On days when I had no classes these became familiar time-keepers, keeping me focused and paced as I read book after book after book after book. You don’t need any sort of advanced intelligence to attend grad school. You just need lots of time to read.

More often than not, I read past the end of the daily bells and was still working when one lone bugle broke through the dark night sky and played Taps. It’s the sound for lights out. I know it most from movies where it’s played at military funerals. And so my night often ended on a somber note. Not that I minded, I’ve always had an odd love for sad movies or songs or books. 

Every once in awhile there was a special evening conclusion to my daily concert. On clear nights, after the sun had set, there would be the faintest sound of bagpipes. I’d close my book and sit and listen to the peaceful tune as the crickets outside joined the song. This final piece of the day’s symphony would often go on for hours.

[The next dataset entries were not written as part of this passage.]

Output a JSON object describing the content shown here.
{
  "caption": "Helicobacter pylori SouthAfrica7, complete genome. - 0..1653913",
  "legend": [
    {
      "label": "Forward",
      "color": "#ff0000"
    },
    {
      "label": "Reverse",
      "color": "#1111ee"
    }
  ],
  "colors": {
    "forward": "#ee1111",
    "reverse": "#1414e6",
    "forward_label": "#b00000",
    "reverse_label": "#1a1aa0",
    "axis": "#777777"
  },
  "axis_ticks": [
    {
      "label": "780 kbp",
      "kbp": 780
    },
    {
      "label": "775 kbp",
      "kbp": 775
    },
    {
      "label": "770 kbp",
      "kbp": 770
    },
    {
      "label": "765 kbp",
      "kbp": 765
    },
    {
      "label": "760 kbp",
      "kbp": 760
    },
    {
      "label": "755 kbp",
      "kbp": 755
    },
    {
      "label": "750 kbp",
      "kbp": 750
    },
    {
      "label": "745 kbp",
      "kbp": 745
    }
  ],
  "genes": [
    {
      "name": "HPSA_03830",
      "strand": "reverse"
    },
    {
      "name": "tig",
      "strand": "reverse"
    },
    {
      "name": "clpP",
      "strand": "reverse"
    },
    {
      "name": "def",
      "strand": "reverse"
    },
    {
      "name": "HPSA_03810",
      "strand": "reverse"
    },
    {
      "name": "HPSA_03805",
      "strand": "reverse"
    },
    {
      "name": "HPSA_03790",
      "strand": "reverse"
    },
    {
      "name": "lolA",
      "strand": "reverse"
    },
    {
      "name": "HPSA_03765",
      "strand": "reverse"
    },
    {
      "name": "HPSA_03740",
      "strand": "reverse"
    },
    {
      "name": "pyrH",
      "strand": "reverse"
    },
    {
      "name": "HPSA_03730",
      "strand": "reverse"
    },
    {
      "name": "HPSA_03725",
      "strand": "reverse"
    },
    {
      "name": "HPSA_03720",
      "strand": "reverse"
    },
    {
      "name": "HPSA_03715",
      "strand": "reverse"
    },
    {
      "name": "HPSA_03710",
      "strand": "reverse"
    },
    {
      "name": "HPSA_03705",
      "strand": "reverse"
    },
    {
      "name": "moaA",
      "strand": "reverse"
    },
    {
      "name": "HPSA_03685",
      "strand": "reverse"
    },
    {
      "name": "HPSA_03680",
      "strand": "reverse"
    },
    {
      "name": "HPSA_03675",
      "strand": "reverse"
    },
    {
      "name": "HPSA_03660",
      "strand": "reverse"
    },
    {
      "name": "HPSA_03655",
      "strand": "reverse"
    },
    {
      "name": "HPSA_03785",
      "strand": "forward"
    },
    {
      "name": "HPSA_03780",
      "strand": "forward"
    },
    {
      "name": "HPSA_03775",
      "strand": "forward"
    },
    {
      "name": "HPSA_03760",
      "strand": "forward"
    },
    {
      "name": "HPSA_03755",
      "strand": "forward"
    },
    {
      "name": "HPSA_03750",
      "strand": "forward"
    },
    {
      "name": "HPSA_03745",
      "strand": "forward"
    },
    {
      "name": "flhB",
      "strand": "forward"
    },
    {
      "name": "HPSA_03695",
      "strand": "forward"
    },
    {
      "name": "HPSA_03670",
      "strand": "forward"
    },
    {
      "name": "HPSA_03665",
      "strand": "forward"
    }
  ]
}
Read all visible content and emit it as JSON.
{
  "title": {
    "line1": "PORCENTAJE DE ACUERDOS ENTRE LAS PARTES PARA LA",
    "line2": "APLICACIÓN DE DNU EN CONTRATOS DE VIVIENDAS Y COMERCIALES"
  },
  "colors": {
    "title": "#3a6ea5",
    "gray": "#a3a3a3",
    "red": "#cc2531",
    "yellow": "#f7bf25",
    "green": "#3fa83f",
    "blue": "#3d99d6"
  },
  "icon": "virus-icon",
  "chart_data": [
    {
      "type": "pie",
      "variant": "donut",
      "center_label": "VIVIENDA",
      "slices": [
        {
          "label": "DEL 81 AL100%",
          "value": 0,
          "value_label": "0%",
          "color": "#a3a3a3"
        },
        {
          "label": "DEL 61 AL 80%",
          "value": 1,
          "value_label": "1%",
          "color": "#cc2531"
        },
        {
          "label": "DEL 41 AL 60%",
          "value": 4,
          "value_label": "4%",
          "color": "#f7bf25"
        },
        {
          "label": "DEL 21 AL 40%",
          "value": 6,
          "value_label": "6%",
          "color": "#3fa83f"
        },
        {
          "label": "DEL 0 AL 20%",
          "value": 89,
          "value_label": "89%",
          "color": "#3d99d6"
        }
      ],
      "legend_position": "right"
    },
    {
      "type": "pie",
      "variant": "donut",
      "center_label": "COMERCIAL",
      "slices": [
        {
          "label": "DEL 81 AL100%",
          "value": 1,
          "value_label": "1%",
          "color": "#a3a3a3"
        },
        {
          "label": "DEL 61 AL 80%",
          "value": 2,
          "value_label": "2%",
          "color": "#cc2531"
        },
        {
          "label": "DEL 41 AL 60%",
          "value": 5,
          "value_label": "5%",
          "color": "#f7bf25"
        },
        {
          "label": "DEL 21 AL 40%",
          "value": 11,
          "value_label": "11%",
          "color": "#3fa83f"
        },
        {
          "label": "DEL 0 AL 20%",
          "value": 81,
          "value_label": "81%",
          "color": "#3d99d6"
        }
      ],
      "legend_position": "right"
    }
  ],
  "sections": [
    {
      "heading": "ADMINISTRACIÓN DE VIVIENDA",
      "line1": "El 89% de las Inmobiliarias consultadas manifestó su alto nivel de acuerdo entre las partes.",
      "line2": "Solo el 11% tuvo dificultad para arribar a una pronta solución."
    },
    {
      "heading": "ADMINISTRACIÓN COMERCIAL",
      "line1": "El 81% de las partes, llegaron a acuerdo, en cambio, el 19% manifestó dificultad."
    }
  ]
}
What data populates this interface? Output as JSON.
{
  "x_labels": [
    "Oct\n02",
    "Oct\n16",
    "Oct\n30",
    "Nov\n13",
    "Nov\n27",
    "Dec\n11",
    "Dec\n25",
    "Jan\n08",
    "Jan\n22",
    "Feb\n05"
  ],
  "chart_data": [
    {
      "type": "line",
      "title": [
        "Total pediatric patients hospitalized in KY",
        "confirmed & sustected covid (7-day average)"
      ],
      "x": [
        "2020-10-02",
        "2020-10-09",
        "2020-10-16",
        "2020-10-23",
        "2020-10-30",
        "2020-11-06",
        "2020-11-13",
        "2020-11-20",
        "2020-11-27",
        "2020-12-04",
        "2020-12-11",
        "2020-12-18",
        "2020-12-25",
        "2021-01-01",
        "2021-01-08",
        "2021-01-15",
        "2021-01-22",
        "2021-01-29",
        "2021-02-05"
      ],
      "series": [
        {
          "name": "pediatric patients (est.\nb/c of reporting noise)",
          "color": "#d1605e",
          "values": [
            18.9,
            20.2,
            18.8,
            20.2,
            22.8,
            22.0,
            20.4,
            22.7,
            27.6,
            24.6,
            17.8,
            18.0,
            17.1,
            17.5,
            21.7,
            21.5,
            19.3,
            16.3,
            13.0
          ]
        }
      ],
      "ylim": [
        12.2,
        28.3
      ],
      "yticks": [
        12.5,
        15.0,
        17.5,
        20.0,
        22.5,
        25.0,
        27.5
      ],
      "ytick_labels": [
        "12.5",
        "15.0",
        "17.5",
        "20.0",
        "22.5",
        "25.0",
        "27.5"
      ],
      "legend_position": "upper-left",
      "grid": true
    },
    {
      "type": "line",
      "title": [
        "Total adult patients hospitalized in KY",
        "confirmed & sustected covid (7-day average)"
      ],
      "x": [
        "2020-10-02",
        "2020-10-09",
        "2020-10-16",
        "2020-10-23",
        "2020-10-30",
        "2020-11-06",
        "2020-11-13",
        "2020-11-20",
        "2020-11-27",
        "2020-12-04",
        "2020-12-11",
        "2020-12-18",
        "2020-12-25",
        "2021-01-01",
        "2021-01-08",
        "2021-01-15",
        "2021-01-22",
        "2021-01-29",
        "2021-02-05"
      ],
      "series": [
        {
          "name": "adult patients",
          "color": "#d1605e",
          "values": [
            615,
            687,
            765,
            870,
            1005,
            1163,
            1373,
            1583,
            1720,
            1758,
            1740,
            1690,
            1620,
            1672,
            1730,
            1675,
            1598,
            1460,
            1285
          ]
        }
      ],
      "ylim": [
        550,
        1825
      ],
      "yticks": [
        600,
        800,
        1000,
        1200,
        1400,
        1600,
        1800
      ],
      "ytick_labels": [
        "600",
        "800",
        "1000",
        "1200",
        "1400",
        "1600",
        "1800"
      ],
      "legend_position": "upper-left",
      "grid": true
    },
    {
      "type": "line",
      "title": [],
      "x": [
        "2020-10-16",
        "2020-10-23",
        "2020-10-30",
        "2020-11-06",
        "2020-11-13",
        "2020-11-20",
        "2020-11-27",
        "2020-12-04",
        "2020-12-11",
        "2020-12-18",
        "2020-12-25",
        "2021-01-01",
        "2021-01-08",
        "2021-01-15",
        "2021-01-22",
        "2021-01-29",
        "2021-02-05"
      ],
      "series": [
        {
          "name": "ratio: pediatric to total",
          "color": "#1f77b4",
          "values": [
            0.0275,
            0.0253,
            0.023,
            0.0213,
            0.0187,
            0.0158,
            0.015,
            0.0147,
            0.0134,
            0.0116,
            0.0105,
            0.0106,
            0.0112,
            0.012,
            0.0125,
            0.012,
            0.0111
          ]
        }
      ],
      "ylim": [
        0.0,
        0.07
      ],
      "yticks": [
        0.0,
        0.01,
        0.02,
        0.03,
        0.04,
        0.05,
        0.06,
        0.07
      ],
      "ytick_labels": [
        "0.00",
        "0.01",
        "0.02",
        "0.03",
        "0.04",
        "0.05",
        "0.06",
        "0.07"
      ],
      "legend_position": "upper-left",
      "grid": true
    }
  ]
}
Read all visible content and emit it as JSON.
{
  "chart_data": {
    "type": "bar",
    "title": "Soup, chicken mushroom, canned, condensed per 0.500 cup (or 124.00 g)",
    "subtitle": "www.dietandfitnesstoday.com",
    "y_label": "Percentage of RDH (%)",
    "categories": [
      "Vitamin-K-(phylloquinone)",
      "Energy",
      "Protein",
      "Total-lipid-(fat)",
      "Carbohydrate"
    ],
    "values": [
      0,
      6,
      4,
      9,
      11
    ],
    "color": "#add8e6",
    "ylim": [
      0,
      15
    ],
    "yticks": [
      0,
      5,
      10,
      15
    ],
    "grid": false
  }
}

Throughout all of this – we grew skilled in making our own noise. Loud family dinners of neighbors and friends were rich with full-bellied laughter. We hooked a projector and speaker up to a laptop and watched movies or the latest episode of Sherlock in a volume that was probably too loud for the neighbors who didn’t join us. One summer, we streamed the World Cup games from the laptop and loudly cheered on the home teams among our group: Cote D’Ivoire, Ghana, Nigeria, and USA. Some nights we quietly listened to each other and shared our stories (to the soundtrack of bagpipes when we were lucky).

The golf course across the street had one noisy night a year – July 3rd – when they put on a fireworks show. The first year it surprised me and I ran to the window when my living room lit up bright red after a loud explosion. I had a perfect view from the second floor window. My last summer in that apartment the July 3rd show was rained out.

A few weeks later my roommate and I packed our cars and moving trucks full. All that was left in the apartment was the dorm-issued furniture and a small overnight bag. We were leaving bright and early the next morning.

As we prepared for bed, we heard a crack and boom and saw the flash of light outside. We moved one of the beds directly in front of the window, and sat next to each other as we leaned in towards the screen, listening and watching in delight as our neighborhood gave us a grand, thunderous, farewell.